Ao longo de um mês e meio de internamento, Sepúlveda esteve sempre internado na Unidade de Cuidados Intensivos. As últimas notícias acerca do estado de saúde do autor chileno remontam ao final do mês de março e davam conta que este estaria ventilado e em evolução clínica lenta, numa altura em que ainda tentava recuperar um dos pulmões afetados.

Luís Sepúlveda, escritor, jornalista e cineasta, nasceu na cidade chilena de Ovalle, em 1949, e morava em Gijón, nas Astúrias, desde 1997. Esteve preso durante o regime de Augusto Pinochet, ditador do seu país durante 1973 e 1990.

Mudou várias vezes de residência, tendo passado por vários países do continente americano e mais tarde pela Europa, onde se instalou em Hamburgo.

Autor de vários sucessos literários, tais como "O Velho que Lia Romances de Amor", Sepúlveda tornou-se num dos escritores da sua época com obras mais vendidas e conhecidas, nomeadamente em Portugal, onde se tornou um ícone da literatura.

Porto Editora manifesta pesar pela morte do escritor
A Porto Editora, responsável pela publicação de Luis Sepúlveda em Portugal, manifestou o seu pesar pela morte do escritor chileno. 
"A Porto Editora manifesta o seu mais profundo pesar pelo falecimento do seu autor, Luis Sepúlveda. O escritor chileno tem a sua obra editada em Portugal pela Porto Editora e era presença assídua na Feira do Livro de Lisboa, em sessões de autógrafos onde era bem visível o carinho do público português pelos seus romances", pode ler-se numa nota da editora.

Escritor Francisco José Viegas despede-se do amigo Luís Sepúlveda
O escritor Francisco José Viegas já reagiu à morte do autor e seu amigo Luís Sepúlveda, que sucumbiu esta tarde de quinta-feira, após uma luta de mês e meio contra o coronavírus. "Tratávamo-nos por 'el gordito' um ao outro. Isto assim não está bem. Ao fim de quase dois meses, um adeus anunciado", escreveu o comentador da CM e da CMTV numa publicação via Twitter.

"Querido Lucho": Escritor José Luís Peixoto sobre escritor chileno

O autor José Luís Peixoto recebeu com "choque" a noticia do "desaparecimento" do escritor chileno Luís Sepúlveda, lembrando o homem "generoso na escrita e na vida, combativo, sonhador, resistente".

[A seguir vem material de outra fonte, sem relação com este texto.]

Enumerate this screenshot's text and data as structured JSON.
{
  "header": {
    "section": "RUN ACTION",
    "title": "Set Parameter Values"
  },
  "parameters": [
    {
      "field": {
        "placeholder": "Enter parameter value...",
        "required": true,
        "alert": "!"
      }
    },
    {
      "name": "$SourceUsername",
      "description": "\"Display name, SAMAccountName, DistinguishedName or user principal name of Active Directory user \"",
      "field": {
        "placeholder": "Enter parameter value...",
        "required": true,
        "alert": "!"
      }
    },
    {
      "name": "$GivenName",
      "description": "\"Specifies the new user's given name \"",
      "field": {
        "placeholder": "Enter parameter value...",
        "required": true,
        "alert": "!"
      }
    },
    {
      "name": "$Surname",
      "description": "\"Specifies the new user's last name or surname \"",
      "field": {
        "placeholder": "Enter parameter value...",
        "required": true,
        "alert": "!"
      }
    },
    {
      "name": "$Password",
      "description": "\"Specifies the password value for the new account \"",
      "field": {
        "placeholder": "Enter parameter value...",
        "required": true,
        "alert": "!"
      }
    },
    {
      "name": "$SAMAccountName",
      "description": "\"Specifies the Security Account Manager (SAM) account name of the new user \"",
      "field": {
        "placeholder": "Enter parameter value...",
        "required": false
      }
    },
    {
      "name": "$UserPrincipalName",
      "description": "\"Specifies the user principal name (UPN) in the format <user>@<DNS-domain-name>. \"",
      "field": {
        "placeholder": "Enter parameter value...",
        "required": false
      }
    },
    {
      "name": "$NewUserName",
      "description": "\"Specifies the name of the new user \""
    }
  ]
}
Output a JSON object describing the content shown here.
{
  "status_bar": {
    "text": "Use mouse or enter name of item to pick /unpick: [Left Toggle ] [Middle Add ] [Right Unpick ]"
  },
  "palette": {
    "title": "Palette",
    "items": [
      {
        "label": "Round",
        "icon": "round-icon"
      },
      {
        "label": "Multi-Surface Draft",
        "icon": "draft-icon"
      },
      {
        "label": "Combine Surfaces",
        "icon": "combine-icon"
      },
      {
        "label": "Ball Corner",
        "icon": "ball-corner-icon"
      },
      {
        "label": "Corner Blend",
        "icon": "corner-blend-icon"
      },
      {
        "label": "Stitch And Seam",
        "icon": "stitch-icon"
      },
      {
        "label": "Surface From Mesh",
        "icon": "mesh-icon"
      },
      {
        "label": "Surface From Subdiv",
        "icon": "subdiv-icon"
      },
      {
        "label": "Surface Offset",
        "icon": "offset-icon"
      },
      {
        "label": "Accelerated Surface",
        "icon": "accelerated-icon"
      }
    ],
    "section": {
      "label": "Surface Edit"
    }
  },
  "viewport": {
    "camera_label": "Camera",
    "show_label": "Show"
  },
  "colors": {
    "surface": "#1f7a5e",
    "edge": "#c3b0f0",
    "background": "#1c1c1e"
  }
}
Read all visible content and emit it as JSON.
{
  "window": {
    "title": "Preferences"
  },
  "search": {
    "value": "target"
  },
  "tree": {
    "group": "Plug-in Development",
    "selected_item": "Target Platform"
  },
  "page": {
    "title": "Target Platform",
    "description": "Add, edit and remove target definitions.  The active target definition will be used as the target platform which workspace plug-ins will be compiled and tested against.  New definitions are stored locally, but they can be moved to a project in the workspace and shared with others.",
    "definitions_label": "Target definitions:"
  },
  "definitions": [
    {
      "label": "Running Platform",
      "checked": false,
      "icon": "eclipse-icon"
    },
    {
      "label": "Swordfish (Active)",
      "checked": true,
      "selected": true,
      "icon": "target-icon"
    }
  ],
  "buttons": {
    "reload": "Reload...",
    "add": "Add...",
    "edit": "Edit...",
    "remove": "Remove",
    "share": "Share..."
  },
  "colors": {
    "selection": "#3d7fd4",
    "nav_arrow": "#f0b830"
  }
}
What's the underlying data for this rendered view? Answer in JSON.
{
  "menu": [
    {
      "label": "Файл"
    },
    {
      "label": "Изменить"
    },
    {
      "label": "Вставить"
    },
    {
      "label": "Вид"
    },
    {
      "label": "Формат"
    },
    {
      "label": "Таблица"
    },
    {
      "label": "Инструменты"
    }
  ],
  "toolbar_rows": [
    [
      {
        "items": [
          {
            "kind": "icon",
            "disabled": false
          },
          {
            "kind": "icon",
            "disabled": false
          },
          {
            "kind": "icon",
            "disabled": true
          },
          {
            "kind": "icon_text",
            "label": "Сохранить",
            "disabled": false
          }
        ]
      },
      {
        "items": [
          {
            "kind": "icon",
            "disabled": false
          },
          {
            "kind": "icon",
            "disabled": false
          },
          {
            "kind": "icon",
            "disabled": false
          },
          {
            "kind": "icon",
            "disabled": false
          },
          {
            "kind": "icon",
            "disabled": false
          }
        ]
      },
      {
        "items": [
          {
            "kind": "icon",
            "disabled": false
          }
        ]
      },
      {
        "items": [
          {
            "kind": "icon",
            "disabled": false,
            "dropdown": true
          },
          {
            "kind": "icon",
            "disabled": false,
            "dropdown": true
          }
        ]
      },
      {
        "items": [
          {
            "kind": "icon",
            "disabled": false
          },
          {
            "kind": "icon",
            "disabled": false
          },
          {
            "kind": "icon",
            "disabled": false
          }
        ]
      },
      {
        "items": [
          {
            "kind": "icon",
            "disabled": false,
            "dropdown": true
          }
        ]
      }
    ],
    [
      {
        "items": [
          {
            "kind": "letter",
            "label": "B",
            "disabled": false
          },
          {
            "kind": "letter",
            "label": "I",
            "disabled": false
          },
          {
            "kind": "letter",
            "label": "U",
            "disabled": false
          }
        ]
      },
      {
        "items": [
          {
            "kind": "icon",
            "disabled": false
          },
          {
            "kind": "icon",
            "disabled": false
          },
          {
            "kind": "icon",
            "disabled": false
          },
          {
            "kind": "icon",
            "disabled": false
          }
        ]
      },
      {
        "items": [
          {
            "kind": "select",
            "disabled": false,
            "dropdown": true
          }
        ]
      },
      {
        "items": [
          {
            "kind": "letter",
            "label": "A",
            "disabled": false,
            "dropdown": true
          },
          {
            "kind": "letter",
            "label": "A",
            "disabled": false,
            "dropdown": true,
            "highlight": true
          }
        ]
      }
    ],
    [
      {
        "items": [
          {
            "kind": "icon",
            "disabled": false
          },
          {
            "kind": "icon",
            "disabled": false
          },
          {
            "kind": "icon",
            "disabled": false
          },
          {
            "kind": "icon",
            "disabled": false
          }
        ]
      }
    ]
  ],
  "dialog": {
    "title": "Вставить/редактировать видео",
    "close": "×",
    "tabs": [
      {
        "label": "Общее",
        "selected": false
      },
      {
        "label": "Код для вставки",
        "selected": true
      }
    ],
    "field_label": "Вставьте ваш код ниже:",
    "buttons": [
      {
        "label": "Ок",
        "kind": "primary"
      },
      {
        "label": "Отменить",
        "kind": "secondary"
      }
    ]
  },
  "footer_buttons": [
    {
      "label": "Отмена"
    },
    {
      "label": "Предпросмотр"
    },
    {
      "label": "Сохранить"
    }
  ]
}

"Recebo com choque a notícia do desaparecimento deste amigo. E passam-me pela cabeça estes quase vinte anos de encontros em várias partes do mundo, também as histórias partilhadas depois dos jantares na sua casa, em Gijón. As histórias dele, ainda no Chile ou já na Europa, eram sempre as mais incríveis", recorda o escritor português, num depoimento partilhado pela Porto Editora.

"Lucho era o nome pelo qual gostava de ser tratado pelos amigos. Por isso, agora, não consigo chamar-lhe outro nome. Querido Lucho", acrescentou.


DGS acompanhou o caso
A Direção-Geral de Saúde (DGS) manteve-se em contacto com as Autoridades de Saúde de Espanha, depois do escritor Luis Sepúlveda, que esteve presente no festival Correntes de Escrita, na Póvoa de Varzim, ter sido infetado pelo novo coronavírus. No final de fevereiro, a DGS está pediu a todos os cidadãos que estiveram em contacto próximo com o escritor que entrassem em contacto com a linha SNS24.

Funcionários da Porto Editora em quarentena
Por indicação da DGS, a Porto Editora, que edita em Portugal os livros do escritor de origem chilena, obrigou os quatro colaboradores que estiveram em contacto com o casal na Póvoa de Varzim a permanecerem em casa.  "Os quatro profissionais da nossa editora que estiveram com o escritor e com a mulher vão permanecer em casa durante 14 dias por indicação da DGS. Estão todos bem, não têm sintomas, mas estão todos em ligação diária connosco. Estão atentos aos possíveis sintomas e com obrigatoriedade de monitorizar a temperatura", explicou na altura ao CM Paula Gonçalves, porta-voz da editora.

Funcionária de hotel em isolamento
Um dos casos suspeitos da doença coronavírus, detetatados na sequência da passagem de Sepúlveda em Portugal, foi uma funcionária de um hotel da Póvoa do Varzim, onde o escritor chileno Luis Sepúlveda esteve hospedado, durante o festival "Correntes d'Escrita". O cenário não se confirmou.